The first reason is that sometimes I don’t know what “done” looks like.
Do you know why I am finishing this word project? Because it has an endpoint. Done means December 31st, with a post written and published for each day of the year. Even if that took two years.
A puzzle is done when you put the last piece in. Or, the last piece you can find.
Other endeavors are not as lucky. Like the barrel project. O, Woe! I am probably never going to do the barrel project, because I don’t know what done looks like. Theoretically it means sanded and stained, but in reality, how sanded is sanded? What about that knot I can’t get out? What about the rust rings? If I sanded just a little more, wouldn’t it be better? What about the rough spot I missed? Do I go back over it or is it “done enough?”
Done enough is not done.
It can be just as “done enough” in its partially sanded state as it would be if I spent another ten hours on it.
It will forever be more or less done, but never quite.
There are a lot of projects like that. The closet organizing project. It’s sort of done. Almost done. Not quite done.
But what is done? Is done where there is nary a stray leaf of paper? Or when things are mostly in boxes but there’s that one shelf of junk you are never going to know what to do with?
Does done always have to mean perfection?
And if not, which part of imperfection means it’s done?
So many conundrums.
At any rate, as I reflected on this, I decided that I need to be better at defining the end.

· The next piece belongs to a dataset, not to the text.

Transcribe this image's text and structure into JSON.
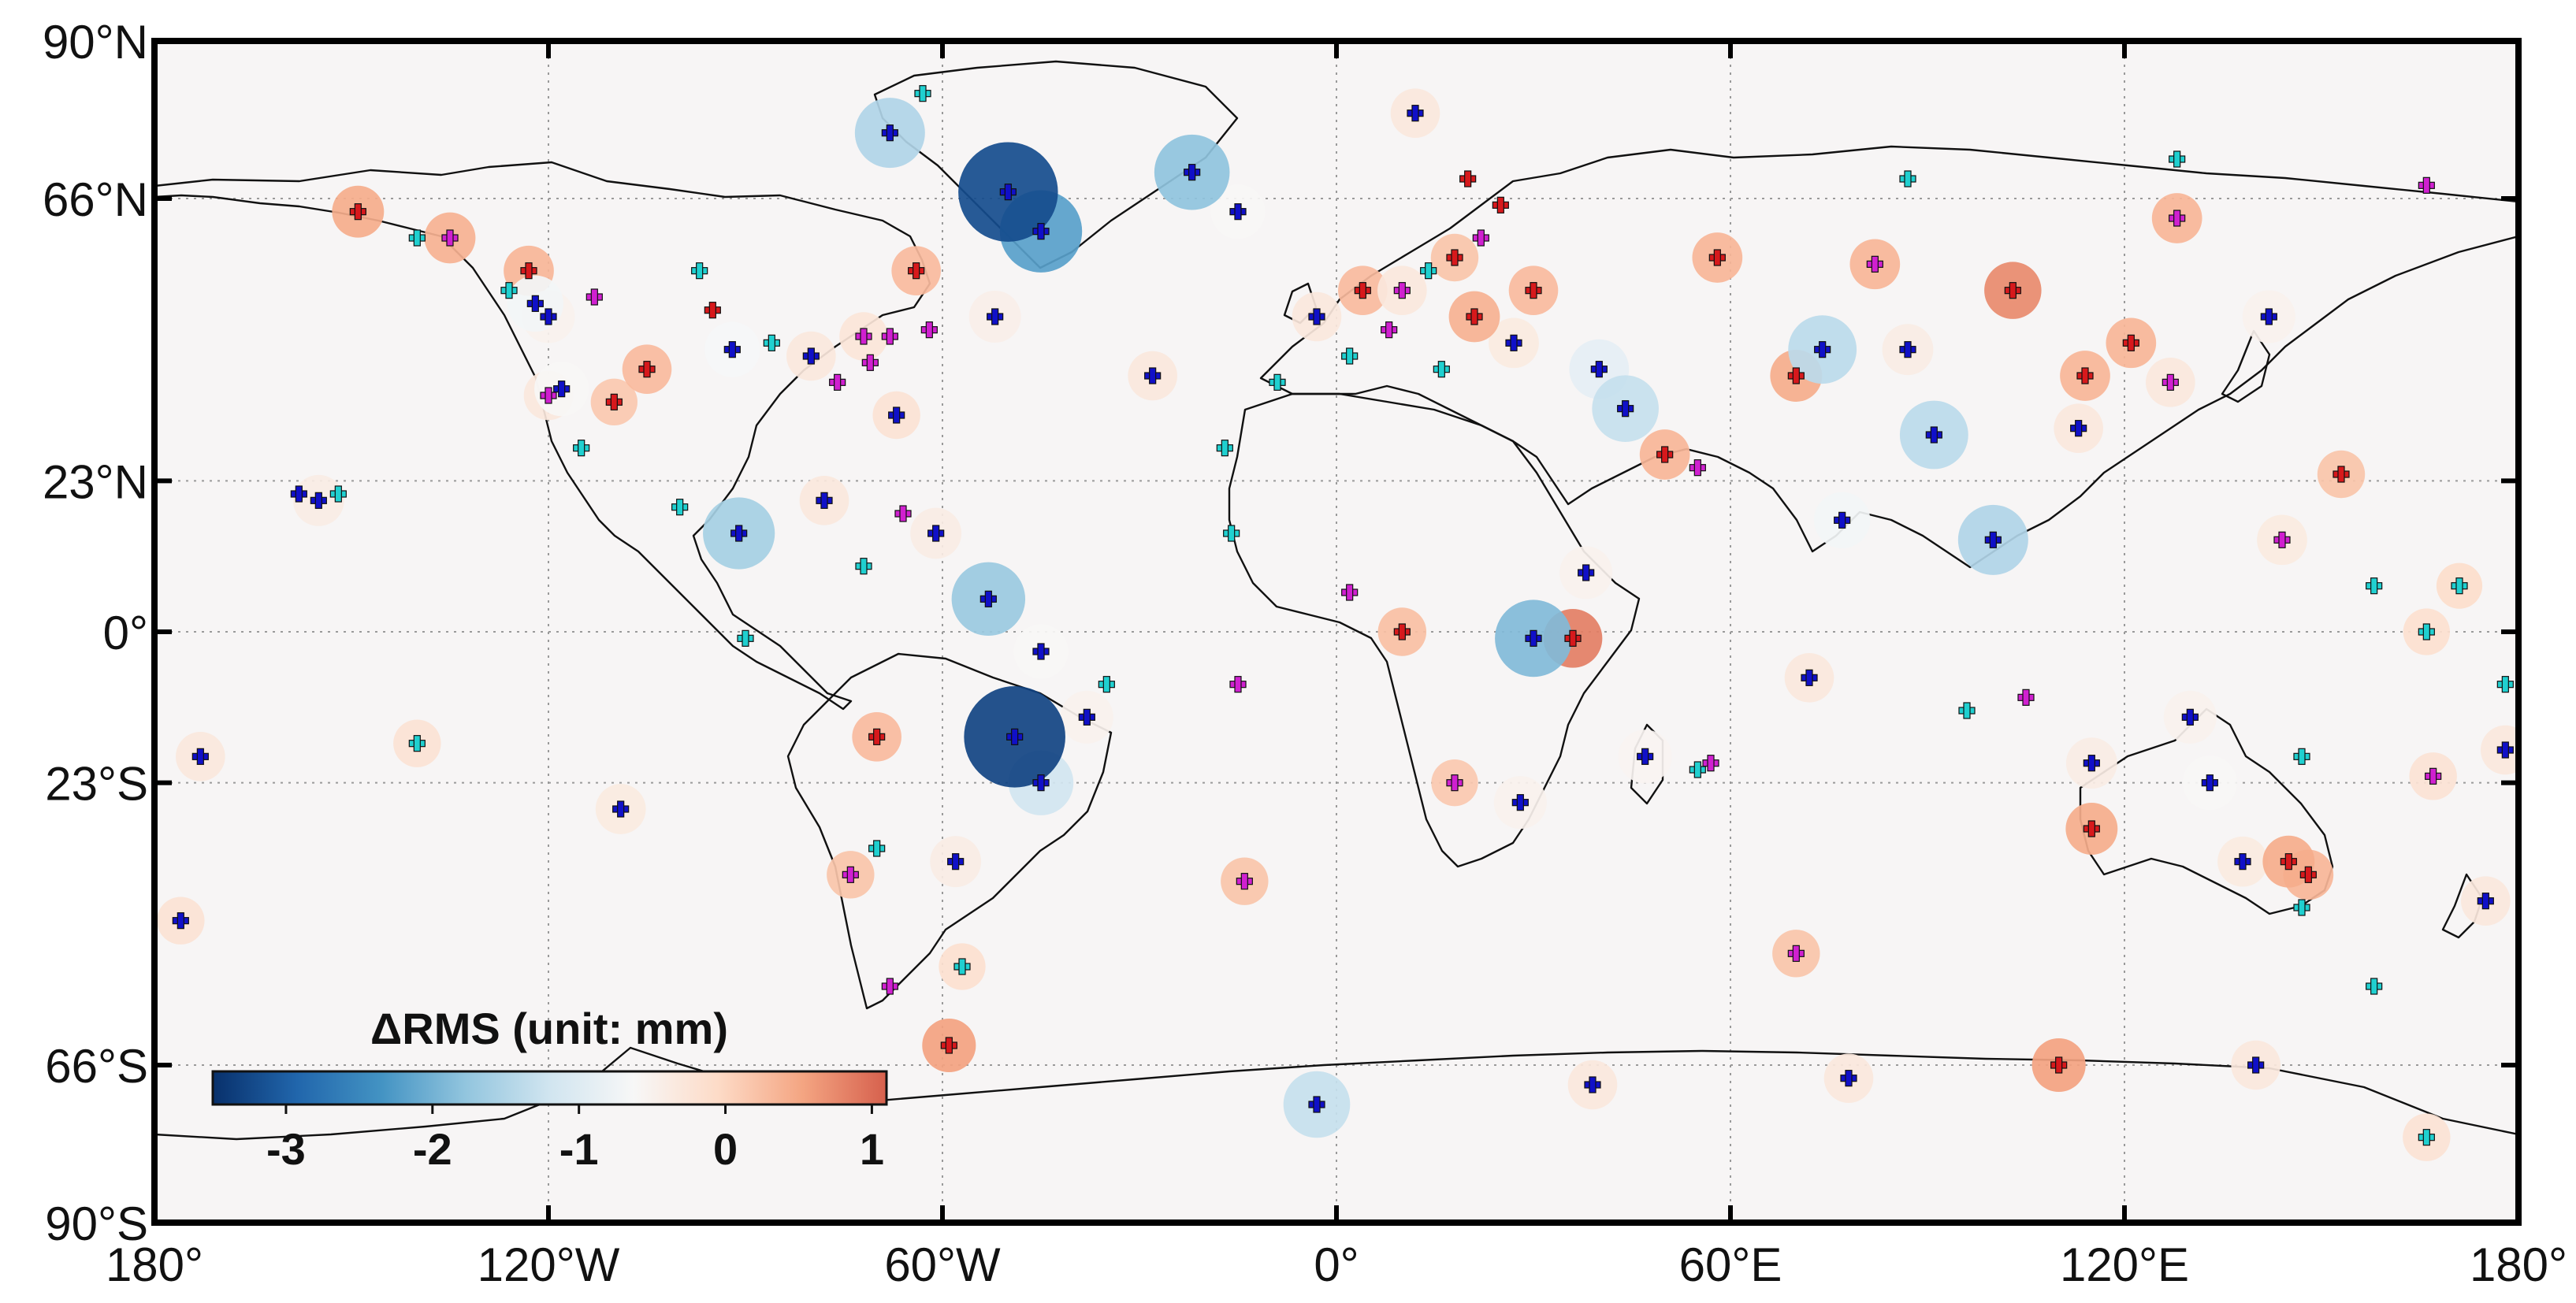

Do you know what I always get to the end of? A book. There is always a last page and I can always get there and it is never in question whether I’ve finished it or not.
So for the next project, whatever that may be, and trust me I’ve already got a few jetting around in that whirlpool of a brain, I need to put a The End on it the same way as it would appear at the end of a book.
That will help.
The second reason that getting to the end is hard, the one I googled, is because I need the struggle.
I didn’t come up with that, but someone else said it and in that split second I thought…. Yes! If I finish something, the struggle is over. It’s like a party after the last guest leaves, and all you have left is a sink full of dishes and a few empty bourbon bottles. And who wants THAT?
This is even more of a conundrum because it’s not that I want to be full of angst and under pressure to accomplish something, but somehow it works.
If I had set out to write 365 blogs, it would have happened. Maybe. Probably. Eventually. But I set out to do a very specific thing, which is write one thing on each day of the year. That is a very finite thing, and even though I failed in that quest in the first year, I managed to do it this year. I mean… assuming a meteor doesn’t crash on my head before December 31st, in which case I beg you to give me a pass and throw a little confetti anyway.
And part of the reason it happened is because there was a fair amount of duress. Every DAY! Until you have wracked your brain for a fully lucid and intelligible sentence, let alone an entire page, every single day, it’s hard to imagine the amount of effort that takes.
And yet the sheer magnitude of it, the battle with my own malaise, the arguments I had with uncooperative verbs and the Herculean dragging of ideas from the dredges of fathomless depths was part of the allure.
I could not have scaled Mount Everest with more conviction.
The nice thing about finishing a project like this is that I am satisfied that it has been accomplished and feel absolutely no compulsion to do it again. But there has to be something worthy of battle, so I need to come up with the next struggle. As long as it has a very specific and finite end.
As I near the end of this reflection, the mere act of writing this seems to support my first theory: I just don’t know when to stop. So before I go I will leave you with this final thought. Sometimes I don’t finish things because there are just too many things to do. Not as in “omg I have all these things to do!” but “omg I COULD BE doing all these other things!”
There are a lot of things and sometimes I want to do them all. It’s like sampling the dessert table. You don’t have to FINISH the tray of cookies. It’s better if you take a bite of all of them.
Photo: the end of the road… or is it?